> My suspicion is that when we eventually find our way to AGI, these types of models will be a _component_ of those systems
I think this is a good summary of the situation, and strikes a balance between the breathless hype and the sneering comments about “AI slop“.
These technologies are amazing! And I do think they are facsimiles of parts of the human mind. (Image diffusion is certainly similar to human dreams in my opinion), but still feels like we are missing an overall intelligence or coordination in this tech for the present.
I think this may also be why every discussion of the limitation of these models is met with a “well humans also hallucinate/whatever” - because we Do, but that’s often when some other part of the controlling mechanism has broken down. Psylocibin induces hallucinations by impairing the brain’s ability to ignore network outputs, and Kahneman and Tversky’s work on cognitive biases centers the unchecked outputs of autonomous networks in the brain - in both cases, it’s the failure or bypass of the central regulatory network that induces failure cases that look like what we see in LLMs.
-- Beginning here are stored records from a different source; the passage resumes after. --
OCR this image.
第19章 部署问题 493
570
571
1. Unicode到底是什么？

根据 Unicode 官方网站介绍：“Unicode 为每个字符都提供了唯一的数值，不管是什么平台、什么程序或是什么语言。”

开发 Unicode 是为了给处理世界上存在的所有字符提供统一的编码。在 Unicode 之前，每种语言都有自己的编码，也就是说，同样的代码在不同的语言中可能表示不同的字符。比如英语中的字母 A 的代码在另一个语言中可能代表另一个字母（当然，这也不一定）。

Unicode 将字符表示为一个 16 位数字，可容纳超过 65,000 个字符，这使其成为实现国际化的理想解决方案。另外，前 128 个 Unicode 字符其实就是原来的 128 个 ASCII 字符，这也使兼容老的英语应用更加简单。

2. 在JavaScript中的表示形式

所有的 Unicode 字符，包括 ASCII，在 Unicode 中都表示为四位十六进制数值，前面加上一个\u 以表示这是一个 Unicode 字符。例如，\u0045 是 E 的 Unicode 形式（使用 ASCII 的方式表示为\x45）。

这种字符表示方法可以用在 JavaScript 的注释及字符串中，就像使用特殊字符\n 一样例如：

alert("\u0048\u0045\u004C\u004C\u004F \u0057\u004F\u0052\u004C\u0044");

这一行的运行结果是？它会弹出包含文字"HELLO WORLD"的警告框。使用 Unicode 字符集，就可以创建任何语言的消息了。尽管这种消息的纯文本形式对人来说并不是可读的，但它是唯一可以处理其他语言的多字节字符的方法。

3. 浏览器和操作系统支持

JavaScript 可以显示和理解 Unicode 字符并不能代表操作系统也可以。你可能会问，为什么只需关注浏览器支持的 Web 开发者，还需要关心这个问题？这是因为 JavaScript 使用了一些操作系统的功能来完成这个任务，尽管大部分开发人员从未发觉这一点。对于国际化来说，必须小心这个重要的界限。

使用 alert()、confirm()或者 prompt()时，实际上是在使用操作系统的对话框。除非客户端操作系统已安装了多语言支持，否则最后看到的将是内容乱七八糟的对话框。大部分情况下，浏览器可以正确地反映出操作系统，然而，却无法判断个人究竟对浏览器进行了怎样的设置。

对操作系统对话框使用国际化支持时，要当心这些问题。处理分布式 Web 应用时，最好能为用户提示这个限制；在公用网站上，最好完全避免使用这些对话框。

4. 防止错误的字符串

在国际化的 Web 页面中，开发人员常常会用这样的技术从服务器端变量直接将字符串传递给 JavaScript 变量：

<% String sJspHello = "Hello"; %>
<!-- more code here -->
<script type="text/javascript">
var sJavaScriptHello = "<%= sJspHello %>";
The bitterest lesson is we want slop (or, "slop is all you need")
Maybe you can recognize that someone else loves a certain kind of slop, but if LLMs became vastly more intelligent and capable, wouldn't it better for it to interact with you on your level too, rather than at a much higher level that you wouldn't understand?
If you used it to make you a game or entertain you with stories, isn't that just your own preferred kind of slop?
If we automate all the practical stuff away then what is left but slop?